Unremarkable on the face of it, yet revolutionary for anyone who remembers the old days of late-night launches after a furious risk auction and books closing without covered messages being sent.

This shift has taken several years to execute, but its almost ubiquitous adoption this year by private equity is particularly notable given the traditional reputation of European sponsors for price maximisation via ECM transactions.

These sellers have caught on to the necessity of prudent pricing to ensure staged exits can be favourably executed over several trades.

“Private equity has been cautious in trying to make sure they can easily sell more down the road and don’t want to hurt prospects for the next, or final, block,” an ECM banker involved in several recent block trades said.

This news service has previously flagged the possibility for blocks in several sponsor-owned assets, including French-listed optical device business Exosens (sponsor: HLD), Polish e-tailer Allegro (Permira, Cinven), and Swiss-listed skincare conglomerate Galderma (EQT).

In all these cases, private equity houses retain a large residual stake and have priced deals conservatively after wall-crossing investors. All have continued to trade higher through various sell-downs over the past year, providing a win-win for both sellers and buyers.

More IPO sponsors start to embrace price symbiosis

This investor-issuer harmony in Europe’s block market remains a stark contrast to the valuation debates still bedevilling the IPO pipeline.

Unlike blocks of old, IPOs in Europe are not subject to a traditional risk auction and full underwriting.

But the concept of banks bidding to win business at as high a valuation as possible, with the resultant listing candidate being shoehorned into the market at an unfriendly price for investors, is a tale as old as time for Europe’s IPO market.
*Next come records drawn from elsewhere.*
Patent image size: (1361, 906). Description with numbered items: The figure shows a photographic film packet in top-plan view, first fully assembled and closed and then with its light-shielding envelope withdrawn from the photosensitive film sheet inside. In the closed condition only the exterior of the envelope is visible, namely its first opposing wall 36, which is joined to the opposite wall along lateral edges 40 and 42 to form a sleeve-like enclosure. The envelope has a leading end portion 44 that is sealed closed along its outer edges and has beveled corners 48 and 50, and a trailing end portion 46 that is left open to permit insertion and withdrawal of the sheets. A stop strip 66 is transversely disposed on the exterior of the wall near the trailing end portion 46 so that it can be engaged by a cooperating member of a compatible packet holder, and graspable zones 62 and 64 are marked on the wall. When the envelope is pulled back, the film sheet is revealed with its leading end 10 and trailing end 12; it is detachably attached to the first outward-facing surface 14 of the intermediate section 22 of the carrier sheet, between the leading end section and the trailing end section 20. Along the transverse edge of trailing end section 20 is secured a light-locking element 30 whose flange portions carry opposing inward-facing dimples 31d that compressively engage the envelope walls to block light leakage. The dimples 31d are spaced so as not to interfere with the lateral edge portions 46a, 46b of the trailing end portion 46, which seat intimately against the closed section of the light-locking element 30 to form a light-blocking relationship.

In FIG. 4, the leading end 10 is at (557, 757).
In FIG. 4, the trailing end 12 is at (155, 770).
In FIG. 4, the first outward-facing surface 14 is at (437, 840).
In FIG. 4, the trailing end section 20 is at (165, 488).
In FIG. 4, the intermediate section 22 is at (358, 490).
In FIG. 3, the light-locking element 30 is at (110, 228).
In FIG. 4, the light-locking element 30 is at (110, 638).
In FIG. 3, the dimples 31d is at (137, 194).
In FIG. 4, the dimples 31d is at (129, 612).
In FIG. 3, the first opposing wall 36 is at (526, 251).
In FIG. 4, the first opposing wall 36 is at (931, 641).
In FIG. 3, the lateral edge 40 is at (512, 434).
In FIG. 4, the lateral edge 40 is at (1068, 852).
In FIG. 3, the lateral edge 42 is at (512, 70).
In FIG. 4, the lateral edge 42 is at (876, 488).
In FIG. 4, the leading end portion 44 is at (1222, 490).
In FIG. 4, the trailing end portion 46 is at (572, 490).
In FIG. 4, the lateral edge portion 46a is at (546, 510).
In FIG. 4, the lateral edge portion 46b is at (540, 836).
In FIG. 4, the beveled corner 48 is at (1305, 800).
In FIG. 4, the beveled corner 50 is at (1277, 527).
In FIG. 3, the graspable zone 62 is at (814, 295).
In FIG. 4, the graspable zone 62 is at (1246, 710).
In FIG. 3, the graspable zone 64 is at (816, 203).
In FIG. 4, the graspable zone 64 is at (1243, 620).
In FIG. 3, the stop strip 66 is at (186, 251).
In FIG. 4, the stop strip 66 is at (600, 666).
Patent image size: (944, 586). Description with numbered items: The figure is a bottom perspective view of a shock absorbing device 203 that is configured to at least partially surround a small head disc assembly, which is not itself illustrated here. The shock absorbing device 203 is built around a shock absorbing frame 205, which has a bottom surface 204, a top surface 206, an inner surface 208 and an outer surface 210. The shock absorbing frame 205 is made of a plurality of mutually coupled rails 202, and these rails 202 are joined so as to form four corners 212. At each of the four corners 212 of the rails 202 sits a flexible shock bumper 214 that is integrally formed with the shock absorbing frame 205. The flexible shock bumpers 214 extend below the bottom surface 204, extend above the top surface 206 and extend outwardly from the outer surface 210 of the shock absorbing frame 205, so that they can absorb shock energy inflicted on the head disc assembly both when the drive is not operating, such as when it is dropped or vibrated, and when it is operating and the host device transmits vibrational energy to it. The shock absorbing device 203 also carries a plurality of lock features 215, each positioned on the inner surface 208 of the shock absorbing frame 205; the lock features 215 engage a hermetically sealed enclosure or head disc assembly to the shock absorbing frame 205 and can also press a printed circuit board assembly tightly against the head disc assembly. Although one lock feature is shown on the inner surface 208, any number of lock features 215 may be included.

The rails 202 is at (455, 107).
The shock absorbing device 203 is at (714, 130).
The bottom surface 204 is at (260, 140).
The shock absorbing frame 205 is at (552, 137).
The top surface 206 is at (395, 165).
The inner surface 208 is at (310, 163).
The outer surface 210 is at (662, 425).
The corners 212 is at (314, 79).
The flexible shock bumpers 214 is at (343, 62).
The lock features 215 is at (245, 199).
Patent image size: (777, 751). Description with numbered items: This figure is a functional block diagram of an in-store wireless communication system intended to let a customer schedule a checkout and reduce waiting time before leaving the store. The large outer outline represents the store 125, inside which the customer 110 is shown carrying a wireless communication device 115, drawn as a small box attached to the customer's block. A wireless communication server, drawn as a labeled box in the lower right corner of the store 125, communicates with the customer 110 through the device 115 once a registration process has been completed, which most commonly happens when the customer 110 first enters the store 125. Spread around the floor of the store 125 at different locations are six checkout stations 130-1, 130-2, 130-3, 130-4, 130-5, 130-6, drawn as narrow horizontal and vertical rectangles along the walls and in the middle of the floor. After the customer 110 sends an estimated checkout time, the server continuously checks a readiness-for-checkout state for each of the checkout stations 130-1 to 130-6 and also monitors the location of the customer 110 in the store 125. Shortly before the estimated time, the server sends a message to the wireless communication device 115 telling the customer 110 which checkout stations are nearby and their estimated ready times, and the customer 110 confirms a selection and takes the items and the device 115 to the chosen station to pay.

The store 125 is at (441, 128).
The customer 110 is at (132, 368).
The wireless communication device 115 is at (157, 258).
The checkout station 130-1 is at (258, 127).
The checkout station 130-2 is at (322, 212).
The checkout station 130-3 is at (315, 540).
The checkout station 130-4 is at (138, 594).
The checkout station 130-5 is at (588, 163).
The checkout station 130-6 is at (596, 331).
This often leads to a spate of cancelled IPOs in Europe, with deals all too frequently pulled after launch.

Just this year, two German IPOs – Autodoc and Brainlab – were both cancelled at the end of bookbuild, alongside the London listing of Cobalt Holdings.

Valuation is certainly not the only reason deals are cancelled. But investors have repeatedly told this news service that an open and more constructive dialogue on IPO valuations – à la block trades – would represent a sensible evolution for a market that has been on the back foot since 2021.

“It’s quite frustrating,” said one buysider. “You can have so many meetings before an IPO and give so much valuation feedback, and then are ignored.”

In 2024, Italian shoemaker Golden Goose and Spanish baker Europastry were both cancelled just before they were set to complete their public debuts.

Even when deals do cross the finish line at expensive valuations, the result is often far from optimal.

Spanish-listed luxury conglomerate Puig, which successfully priced an IPO last year, came at a paltry discount to its main peers. This left little room for growth once priced, and the stock fell dramatically after the company disappointed on earnings.

Last week, ECM Pulse examined fears that the price on SMG Swiss Marketplace Group, might also have been too close to peer multiples; the stock is now below its CHF 46 a share offer price, trading at just CHF 45 each.

But not all issuers are taking the same tack. Today (29 September), H&F-backed Verisure set an IPO equity valuation of EUR 12.9bn-EUR 13.9bn, right in-line with the range tipped by this column to best match investor price sensitivity – a message likely also fed to the company in pilot fishing.

Another Swedish IPO candidate, NOBA Bank, was also priced at a generous discount to banking peers and has traded up as a result.

Alignment between sellers and buyers on European listings valuations still has a long way to go. But as we’ve seen with follow-on trades this year, if more issuers start taking greater account of buyside feedback when structuring market debuts, the continent’s IPO fortunes could be transformed.